新人スタッフが特に注意すべき点は、言葉の取り違えです。「今日は患者さんのPSはどう?」と聞かれたとき、それが「全身状態(Performance Status)」の0〜4のスコアを聞かれているのか、それとも「腹膜(Peritoneal surface)の病変」について聞かれているのか。周囲の会話やカルテの流れを確認し、迷った場合は必ず先輩や医師に「それは全身状態のことでしょうか?」と確認する勇気を持つことが、ミスを防ぐ最大の近道です。
まとめ:現場で役立つ「PS」の知識
最後に、今回のポイントを整理します。
- PSは文脈により「全身状態(Performance Status)」と「腹膜表面(Peritoneal surface)」の2通りの意味がある。
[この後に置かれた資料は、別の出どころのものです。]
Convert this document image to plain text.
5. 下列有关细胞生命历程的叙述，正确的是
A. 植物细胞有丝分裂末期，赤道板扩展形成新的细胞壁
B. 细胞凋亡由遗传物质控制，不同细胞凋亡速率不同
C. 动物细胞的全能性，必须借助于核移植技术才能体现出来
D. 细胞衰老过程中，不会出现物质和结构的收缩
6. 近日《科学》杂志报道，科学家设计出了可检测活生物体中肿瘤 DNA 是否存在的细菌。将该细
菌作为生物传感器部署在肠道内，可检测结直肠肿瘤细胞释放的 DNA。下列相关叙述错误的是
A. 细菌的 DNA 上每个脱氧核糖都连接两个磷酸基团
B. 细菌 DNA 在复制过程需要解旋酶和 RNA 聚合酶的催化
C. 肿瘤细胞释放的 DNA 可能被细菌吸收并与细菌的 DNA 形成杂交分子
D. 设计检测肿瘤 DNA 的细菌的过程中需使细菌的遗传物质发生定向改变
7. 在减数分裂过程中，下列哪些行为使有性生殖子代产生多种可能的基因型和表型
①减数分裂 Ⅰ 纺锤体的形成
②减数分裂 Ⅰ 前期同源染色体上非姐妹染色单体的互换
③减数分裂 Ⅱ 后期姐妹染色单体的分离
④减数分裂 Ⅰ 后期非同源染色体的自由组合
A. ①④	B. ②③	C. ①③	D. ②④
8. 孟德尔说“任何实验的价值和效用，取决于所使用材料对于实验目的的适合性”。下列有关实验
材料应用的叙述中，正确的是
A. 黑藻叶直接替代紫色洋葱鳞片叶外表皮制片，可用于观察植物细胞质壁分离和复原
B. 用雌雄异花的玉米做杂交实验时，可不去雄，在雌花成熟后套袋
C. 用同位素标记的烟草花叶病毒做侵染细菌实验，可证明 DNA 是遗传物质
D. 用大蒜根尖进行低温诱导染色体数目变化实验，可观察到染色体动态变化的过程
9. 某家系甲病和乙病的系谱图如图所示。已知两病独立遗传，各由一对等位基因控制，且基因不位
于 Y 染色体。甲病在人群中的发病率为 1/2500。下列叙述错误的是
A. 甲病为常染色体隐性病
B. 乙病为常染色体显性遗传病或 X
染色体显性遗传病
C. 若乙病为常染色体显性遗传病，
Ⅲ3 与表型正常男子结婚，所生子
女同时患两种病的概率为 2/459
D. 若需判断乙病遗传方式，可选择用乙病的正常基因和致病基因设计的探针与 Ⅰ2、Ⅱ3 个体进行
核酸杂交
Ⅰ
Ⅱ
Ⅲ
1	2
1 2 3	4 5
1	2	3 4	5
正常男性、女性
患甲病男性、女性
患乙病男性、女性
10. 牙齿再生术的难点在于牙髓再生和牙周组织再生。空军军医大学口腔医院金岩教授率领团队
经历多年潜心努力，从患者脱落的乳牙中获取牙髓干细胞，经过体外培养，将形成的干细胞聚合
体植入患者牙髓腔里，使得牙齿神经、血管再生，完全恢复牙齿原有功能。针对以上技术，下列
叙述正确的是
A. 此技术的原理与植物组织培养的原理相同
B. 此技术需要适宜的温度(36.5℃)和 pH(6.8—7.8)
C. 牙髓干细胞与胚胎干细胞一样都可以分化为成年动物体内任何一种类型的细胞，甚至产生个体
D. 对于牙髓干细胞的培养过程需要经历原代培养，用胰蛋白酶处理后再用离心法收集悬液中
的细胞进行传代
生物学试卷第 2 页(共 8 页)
- 消化器内科で「腹膜」に関連する話題が出た際は、Peritoneal surfaceを指している可能性が高い。
- 用語の解釈に迷った時は、勝手に判断せず必ず周囲に確認を取る。
略語は現場の共通言語ですが、ときには誤解を招く原因にもなります。焦らず一つひとつ、その場面ではどういう意味で使われているのかを観察していきましょう。皆さんの日々の学びを応援しています!